Красавица, гордясь собою, приняла на себя роль ведущей, а парню оставалось довольствоваться малым, то есть, ролью второго плана — ведомым, а посему не удивился, когда они повернули направо, обогнули киноконцертный комплекс «Космос» с его всё еще весьма популярным рестораном и вышли на берег городского пруда, недавно одетого в гранит. Постояли пару минут, наблюдая за полураздетым чудаковатым мужичком, тщетно пытавшегося хоть кого-нибудь поймать на закинутую удочку и побаловать уловом усатого рыже—белого друга, растянувшегося возле ног хозяина и потерявшего уже всякую надежду на успех безнадежного хозяйского занятия. Поплавок, омертвев, оставался недвижимым.
Они пошли по берегу. Вот, слева от прогулочной дорожки, примыкая к ней, изгородь из трехметровых металлических прутьев, оберегающая покои губернатора. Здесь, то есть, в уютненьком особнячке девятнадцатого века, он принимает знатных заезжих гостей, дает им пышные (за счет казны, конечно) пиры, милостиво выслушивает раболепные рапорты челяди, а также по знаменательным датам устраивает балы, на которые даже представителям местной знати получить приглашение очень даже непросто, а если получают, то воспринимаю за особое благоволение со стороны хозяина Екатеринбургской губернии, за знак высочайшей милости.
Прошли еще сотню метров. Остановились, ибо перед ними — шумно грохочущий всеми видами транспорта Главный проспект , справа — окончание пруда и плотина, слева — памятник архитектуры, принадлежавший до известного переворота купцу первой гильдии Севастьянову, богатейшему гражданину и щедрому меценату тогдашнего Екатеринбурга.

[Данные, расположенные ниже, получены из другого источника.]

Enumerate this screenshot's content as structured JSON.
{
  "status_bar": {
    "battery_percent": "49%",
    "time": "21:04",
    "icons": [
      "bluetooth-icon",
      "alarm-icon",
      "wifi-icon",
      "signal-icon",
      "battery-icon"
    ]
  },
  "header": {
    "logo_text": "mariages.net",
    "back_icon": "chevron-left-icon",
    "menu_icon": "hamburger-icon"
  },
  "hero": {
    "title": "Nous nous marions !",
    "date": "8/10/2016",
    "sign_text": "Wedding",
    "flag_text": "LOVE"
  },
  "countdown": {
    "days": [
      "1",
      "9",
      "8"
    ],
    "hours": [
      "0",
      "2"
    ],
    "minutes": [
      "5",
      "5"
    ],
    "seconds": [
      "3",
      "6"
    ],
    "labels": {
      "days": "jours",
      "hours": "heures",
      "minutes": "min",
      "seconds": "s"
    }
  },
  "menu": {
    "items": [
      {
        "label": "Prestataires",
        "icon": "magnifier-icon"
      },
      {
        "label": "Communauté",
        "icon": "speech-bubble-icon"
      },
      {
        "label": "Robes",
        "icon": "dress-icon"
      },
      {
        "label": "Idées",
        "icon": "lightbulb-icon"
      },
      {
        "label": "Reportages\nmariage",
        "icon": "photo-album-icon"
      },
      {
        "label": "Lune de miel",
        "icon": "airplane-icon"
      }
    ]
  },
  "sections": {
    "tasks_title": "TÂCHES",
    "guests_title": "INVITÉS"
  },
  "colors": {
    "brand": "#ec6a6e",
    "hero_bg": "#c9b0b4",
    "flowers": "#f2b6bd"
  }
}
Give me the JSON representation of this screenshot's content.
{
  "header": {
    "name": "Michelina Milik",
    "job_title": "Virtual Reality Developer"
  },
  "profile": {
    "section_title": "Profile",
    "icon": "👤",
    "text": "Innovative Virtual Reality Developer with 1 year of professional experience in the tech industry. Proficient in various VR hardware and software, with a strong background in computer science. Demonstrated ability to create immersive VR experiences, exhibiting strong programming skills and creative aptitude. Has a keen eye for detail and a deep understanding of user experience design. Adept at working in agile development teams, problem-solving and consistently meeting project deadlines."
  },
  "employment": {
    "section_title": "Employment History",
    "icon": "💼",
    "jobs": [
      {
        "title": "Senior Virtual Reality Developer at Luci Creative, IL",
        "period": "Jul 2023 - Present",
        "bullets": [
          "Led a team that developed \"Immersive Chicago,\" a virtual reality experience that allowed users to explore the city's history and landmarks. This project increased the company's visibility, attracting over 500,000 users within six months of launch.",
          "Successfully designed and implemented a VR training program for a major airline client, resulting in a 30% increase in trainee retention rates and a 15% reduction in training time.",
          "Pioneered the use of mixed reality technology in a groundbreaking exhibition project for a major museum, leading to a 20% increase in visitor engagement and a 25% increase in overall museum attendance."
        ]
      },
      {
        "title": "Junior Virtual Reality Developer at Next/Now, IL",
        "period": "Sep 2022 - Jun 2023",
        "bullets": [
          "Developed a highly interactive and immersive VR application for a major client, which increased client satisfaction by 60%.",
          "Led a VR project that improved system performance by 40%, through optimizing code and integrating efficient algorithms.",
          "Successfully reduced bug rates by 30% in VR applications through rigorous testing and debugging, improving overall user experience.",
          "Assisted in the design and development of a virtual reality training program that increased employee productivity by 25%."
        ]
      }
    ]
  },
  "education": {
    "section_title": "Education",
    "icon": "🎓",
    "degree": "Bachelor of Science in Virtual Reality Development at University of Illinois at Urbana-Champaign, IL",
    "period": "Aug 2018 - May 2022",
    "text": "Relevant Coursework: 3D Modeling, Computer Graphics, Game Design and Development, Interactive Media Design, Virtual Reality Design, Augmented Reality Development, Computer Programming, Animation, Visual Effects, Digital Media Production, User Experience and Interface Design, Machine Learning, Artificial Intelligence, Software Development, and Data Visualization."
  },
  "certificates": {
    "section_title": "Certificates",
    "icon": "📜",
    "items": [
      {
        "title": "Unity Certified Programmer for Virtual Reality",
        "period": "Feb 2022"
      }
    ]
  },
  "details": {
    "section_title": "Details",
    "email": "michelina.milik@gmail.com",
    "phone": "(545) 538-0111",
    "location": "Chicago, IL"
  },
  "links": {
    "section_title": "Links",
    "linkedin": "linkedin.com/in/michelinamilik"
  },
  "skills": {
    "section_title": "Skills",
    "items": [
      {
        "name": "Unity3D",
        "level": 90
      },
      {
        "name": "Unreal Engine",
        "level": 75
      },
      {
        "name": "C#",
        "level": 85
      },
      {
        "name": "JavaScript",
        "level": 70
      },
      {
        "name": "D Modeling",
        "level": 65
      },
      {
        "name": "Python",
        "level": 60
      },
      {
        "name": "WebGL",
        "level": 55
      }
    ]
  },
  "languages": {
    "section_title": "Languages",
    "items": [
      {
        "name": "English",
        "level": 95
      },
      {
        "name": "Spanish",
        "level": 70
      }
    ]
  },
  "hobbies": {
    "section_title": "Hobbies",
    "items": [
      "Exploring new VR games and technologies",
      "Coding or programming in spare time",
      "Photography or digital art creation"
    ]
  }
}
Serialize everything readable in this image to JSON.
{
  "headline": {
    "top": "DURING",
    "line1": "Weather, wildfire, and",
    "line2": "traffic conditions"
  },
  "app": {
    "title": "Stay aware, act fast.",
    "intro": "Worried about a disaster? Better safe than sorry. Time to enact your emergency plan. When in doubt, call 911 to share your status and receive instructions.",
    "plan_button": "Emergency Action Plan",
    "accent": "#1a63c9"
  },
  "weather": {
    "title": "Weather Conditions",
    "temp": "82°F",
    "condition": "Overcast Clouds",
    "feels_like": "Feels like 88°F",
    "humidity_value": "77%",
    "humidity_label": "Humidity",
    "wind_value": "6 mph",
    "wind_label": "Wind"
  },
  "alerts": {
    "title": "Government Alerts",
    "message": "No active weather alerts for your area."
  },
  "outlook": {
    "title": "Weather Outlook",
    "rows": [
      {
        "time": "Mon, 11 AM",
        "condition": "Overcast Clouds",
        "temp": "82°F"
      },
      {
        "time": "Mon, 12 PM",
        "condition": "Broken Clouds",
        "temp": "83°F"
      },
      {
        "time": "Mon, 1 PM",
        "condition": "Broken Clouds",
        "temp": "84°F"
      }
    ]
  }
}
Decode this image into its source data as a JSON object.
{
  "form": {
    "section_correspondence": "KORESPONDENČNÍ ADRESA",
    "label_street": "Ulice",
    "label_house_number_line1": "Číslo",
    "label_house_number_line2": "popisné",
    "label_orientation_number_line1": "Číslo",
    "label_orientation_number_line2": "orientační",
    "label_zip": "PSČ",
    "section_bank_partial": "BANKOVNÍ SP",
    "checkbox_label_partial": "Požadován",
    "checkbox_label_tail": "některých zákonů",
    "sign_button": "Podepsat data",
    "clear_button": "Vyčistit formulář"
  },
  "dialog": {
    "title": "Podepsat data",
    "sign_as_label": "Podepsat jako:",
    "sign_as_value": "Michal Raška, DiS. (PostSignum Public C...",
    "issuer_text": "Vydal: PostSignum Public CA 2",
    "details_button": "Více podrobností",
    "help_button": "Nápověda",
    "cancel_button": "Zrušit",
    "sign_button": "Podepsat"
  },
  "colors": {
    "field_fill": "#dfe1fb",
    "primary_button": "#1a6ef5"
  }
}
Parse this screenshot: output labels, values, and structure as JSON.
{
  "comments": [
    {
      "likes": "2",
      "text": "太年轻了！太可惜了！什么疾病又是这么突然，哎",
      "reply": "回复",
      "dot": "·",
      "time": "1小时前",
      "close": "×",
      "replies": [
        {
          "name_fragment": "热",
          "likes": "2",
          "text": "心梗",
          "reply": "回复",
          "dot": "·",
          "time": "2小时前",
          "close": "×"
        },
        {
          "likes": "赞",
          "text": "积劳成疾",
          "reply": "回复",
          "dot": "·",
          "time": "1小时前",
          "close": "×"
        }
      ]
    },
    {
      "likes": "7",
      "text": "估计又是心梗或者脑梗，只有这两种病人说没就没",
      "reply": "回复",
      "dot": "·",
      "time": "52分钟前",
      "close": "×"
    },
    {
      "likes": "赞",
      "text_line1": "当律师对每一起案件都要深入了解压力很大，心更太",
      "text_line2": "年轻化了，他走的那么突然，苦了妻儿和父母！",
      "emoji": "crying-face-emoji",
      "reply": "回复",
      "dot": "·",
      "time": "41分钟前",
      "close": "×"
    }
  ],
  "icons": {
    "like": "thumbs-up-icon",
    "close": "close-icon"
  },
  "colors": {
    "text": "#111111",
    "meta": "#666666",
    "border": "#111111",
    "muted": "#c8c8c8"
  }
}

На пешеходном переходе через широченный проспект Светлана все еще цепко держала Игоря. Загорелся им разрешающий сигнал. Они прошли. Спустились вниз по ступеням справа — это историческое место, помеченное чугунным медальоном с надписью, оповещающей о том, что именно с этого места начался город, именно с этой плотины, сквозь створы которой с грохотом и звериным рёвом рвутся водяные потоки, образуя далее реку Исеть, берега которой сейчас окованы в гранит; именно здесь появился самый первый императорский железоделательный завод.
Здесь всегда прибрано, прибавляют уюта молодые деревца, аккуратные газоны и кусты сирени, диванчики; по выходным — шумно, потому что людно. Сегодня — понедельник и по этой причине отдыхают лишь мамаши со своими грудничками да бабушки с беспокойными внуками. Изредка, правда, появляются организованные толпы туристов, сопровождаемые экскурсоводом. Откуда начинать знакомство с Екатеринбургом, если не с его истоков?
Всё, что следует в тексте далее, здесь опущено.